Why should I consider purchasing an annuity?
Annuities serve many useful purposes.
If you are in a 'need-income' stage of life, an immediate annuity can:
Help protect you from outliving your assets.
Social Security pays retirement income for as long as you live, as do defined-benefit pensions plans. But the only other source of income available that continues indefinitely is an immediate annuity.
Help protect your assets from creditors.
Generally the most that creditors can access is the payments from an immediate annuity as they are made, since the money you gave the insurance company now belongs to the insurance company. Some state statutes and court decisions also protect some or all of those payments from the annuity.
If you are in a 'saving-money' stage of life, a deferred annuity can:
Help your meet your retirement income goals.
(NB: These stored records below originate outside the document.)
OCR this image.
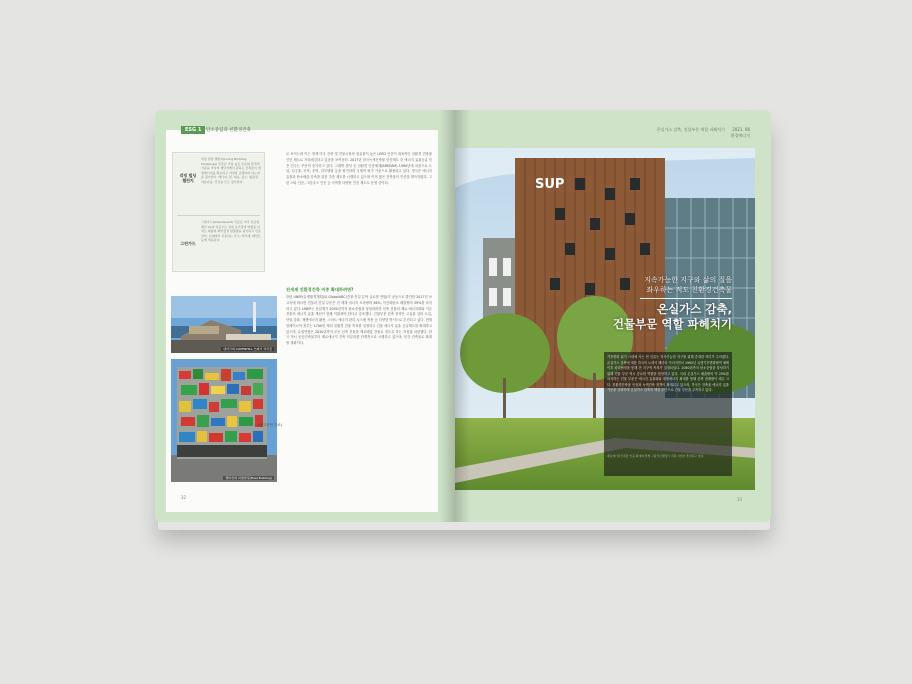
ESG 1	탄소중립과 친환경건축
리빙 빌딩
챌린지
리빙 빌딩 챌린지(Living Building Challenge) 인증은 가장 높은 수준의 환경적 기준을 가지며 재단서에서 원하는 건축물이 재생에너지를 확보하고 자연과 공생하며 하는지를 평가한다. 에너지, 물, 재료, 장소, 형평성, 아름다움, 건강을 모두 평가한다.
그린가드
그린가드(GreenGuard) 인증은 미국 인증업체인 UL의 인증으로 실내 공기질에 영향을 미치는 제품의 화학물질 방출량을 평가하고 인증한다. 실내에서 사용하는 가구, 바닥재, 페인트 등에 적용된다.
로 보이는데 이는 현재 미국 건축 및 건물시장의 점유율이 높은 LEED 인증이 대표적인 친환경 건축물 인증 제도로 자리매김하고 있음을 보여준다. 2017년 한국녹색건축물 인증제도 중 에너지 효율등급 인증 건수는 꾸준히 증가하고 있다. 그레박 빌딩 등 친환경 인증체계(BREEAM) 1990년에 처음으로 도입, 입주율, 신축, 운영, 리모델링 등을 평가하며 국제적 평가 기준으로 활용되고 있다. 영국은 에너지 효율과 탄소배출 감축을 위한 각종 제도를 시행하고 있으며 이미 많은 건축물이 인증을 획득하였다. 그린 스타 인증, 그린마크 인증 등 지역별 다양한 인증 제도도 운영 중이다.
전세계 친환경건축 비중 확대하려면?
한편 UNEP(유엔환경계획)와 GlobalABC(건물·건설 분야 글로벌 연합)가 공동으로 발간한 2017년 보고서에 따르면 건물과 건설 부문은 전 세계 에너지 소비량의 36%, 이산화탄소 배출량의 39%를 차지하고 있다. UNEP는 산업계가 2050년까지 탄소중립을 달성하려면 신축 건물의 제로 에너지화와 기존 건물의 에너지 효율 개선이 함께 이뤄져야 한다고 강조했다. 건물부문 감축 전략은 고효율 설비 도입, 단열 강화, 재생에너지 활용, 스마트 에너지 관리 시스템 적용 등 다양한 방식으로 추진되고 있다. 현재 말레이시아 정부는 1700만 채의 친환경 건물 목표를 설정하고 건물 에너지 효율 등급제도를 확대하고 있으며, 유럽연합은 2030년까지 모든 신축 건물을 제로배출 건물로 짓도록 하는 지침을 마련했다. 한국 역시 공공건축물부터 제로에너지 건축 의무화를 단계적으로 시행하고 있으며, 민간 건축물로 확대할 계획이다.
덴마크의 COPENHILL 쓰레기 처리장
멜버른의 픽셀빌딩(Pixel Building)
(참고문헌 자료)
32
온실가스 감축, 건물부문 역할 파헤치기 2021. 06
환경에너지
SUP
지속가능한 지구와 삶의 질을
좌우하는 적도 친환경건축물
온실가스 감축,
건물부문 역할 파헤치기
기후변화 위기 시대에 사는 현 인류는 지속가능한 지구를 위해 중대한 의미가 주어졌다. 온실가스 감축에 대한 각국의 노력이 해마다 이어지면서 1992년 유엔기후변화협약 채택 이후 파리협정을 통해 전 지구적 목표가 설정되었다. 2050년까지 탄소중립을 달성하기 위해 건물 부문 역시 중요한 역할을 담당하고 있다. 국내 온실가스 배출량의 약 25%를 차지하는 건물 부문은 에너지 효율화와 재생에너지 확대를 통해 감축 잠재량이 매우 크다. 친환경건축물 인증과 녹색건축 정책이 확대되고 있으며, 각국은 건축물 에너지 효율 기준을 강화하며 온실가스 감축의 핵심 수단으로 건물 부문을 주목하고 있다.
제로에너지건축물 인증 확대와 함께 그린리모델링이 지원 사업이 추진되고 있다.
33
Employer sponsored plans such as a 401(k), 403(b) or Keogh are an important part of planning for retirement. However, contributions to these plans and to IRAs are limited, and they might not add up to enough money for retirement income that you need, especially if you started saving for retirement late or had contributions interrupted – perhaps due to job changes and or family responsibilities. Moreover, your social security and defined-benefit pension (if you have one) may provide less than you need to retire. Remember that the purchasing power of defined benefit pension income is eroded by inflation.
Help you diversify your investment portfolio.
Investment experts routinely advise that, to get the best return for a given level of risk, you should diversify your investments among a number of asset classes. Fixed annuities, in particular, offer a unique asset class – an investment that is guaranteed not to decrease and that will actually increase at a specified interest rate (and, often, potentially more). The guarantees are supported by the claims-paying ability of the insurer.
Help you mange your investment portfolio.
Investment experts routinely advise that, whenever investments in various asset classes get too far from the percentage allocations you prefer, you “rebalance” to the original formulation, by shifting funds from the classes that have grown faster to the ones that have grown more slowly. If you do this with mutual funds, you pay capital gains taxes; if you do it in a variable annuity, you don’t pay capital gains taxes. When you eventually withdraw your money from the annuity (which could be many years after the rebalancing) you pay tax then at the ordinary income rate.